In Russell Crowe’s directorial debut The Water Diviner, he also stars as the leading role. That’s not necessarily a bad thing, we’ve seen the likes Kenneth Branagh, Mel Brooks, Clint Eastwood, Orson Welles and Quentin Tarantino all do the very same thing. However in this case it does feel somewhat self-indulgent and perhaps a better statement of intent for the actor, would be to pass acting duties over to somebody else. Though regrettably it’s unlikely to have made any change to the outcome of this underwhelming piece of cinema.

Set in the wake of the First World War, Crowe plays Connor, a beleaguered father who is attempting to overcome the likely death of his three sons, who fought in the Battle of Gallipoli – and never returned home, a tragedy which got the better of his wife Eliza (Jacqueline McKenzie). With nothing left for him in Australia, Connor sets off to Turkey, in a bid to find the bodies of his three sons and return them back home to be buried next to their mother. However it’s no easy task for one man to undertake – and so he requires the assistance of hotel owner Ayshe (Olga Kurylenko), and Major Hasan (Yilmaz Erdogan).

Crowe has certainly not embarrassed himself with this outing, proving to be an accomplished piece of filmmaking – just not a particularly special one. The story is remarkable and profound, however the way the tale has been presented and told is too cliched, devaluing the poignancy attached to this narrative. Much of that derives from Andrew Knight and Andrew Anastasios’ mediocre screenplay, as they lose sight of the crux of this narrative, and what we care about; the father searching for his sons. However surrounding that are mawkish, superfluous moments that though working as mere filler, sadly end up taking up the majority of this feature, such as the entirely superfluous romantic sub-plot that has been included.
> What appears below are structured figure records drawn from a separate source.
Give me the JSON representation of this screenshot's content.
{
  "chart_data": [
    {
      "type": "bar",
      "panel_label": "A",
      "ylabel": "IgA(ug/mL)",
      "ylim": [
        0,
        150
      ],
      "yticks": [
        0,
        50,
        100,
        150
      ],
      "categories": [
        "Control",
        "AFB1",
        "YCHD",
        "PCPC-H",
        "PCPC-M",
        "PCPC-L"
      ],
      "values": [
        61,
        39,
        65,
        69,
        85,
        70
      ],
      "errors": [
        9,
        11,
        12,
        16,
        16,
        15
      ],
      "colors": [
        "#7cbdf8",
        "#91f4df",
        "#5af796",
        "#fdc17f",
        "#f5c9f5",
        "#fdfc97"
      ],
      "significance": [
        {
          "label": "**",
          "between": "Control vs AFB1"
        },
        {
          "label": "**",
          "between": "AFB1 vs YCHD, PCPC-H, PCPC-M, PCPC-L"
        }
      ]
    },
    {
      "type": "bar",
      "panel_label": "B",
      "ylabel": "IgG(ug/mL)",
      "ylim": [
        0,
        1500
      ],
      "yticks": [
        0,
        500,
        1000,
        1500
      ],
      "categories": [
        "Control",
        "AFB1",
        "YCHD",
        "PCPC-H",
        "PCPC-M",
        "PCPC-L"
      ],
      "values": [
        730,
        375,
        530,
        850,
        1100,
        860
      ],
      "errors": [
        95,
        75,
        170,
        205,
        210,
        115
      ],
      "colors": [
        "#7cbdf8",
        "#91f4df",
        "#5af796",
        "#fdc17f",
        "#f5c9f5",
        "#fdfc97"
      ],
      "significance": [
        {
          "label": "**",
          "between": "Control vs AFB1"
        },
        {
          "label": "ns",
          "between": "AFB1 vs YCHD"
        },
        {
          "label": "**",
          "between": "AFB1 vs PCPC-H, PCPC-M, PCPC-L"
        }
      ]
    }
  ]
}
What doesn’t quite help bring the dialogue to life, are the somewhat dodgy accents too, with Kurylenko the biggest culprit. In her first scene, where she is supposed to be speaking Turkish, it’s so badly dubbed it looks more like a foreign advert for bio yoghurts. Nonetheless, there is an emotional core to this film, and Crowe just about maintains the intimacy amidst the grandiosity, and the epic, implicative themes explored. This may be about a war which took millions of lives – but we manage to focus our attention on this one man and his own personal tragedy. If anything, Connor is emblematic of the horrors of this war, as we use his journey as a catalyst, a way in to explore the dearth and destruction, in a similar vein to the likes of War Horse.

It’s also nice to look at the First World War from a different perspective, and, generally speaking, a strand of it many of us will know less about. However you do leave the cinema feeling like reading up on the matter – because this picture focuses too much of its energy on being just a piece of entertainment, than anything remotely educational.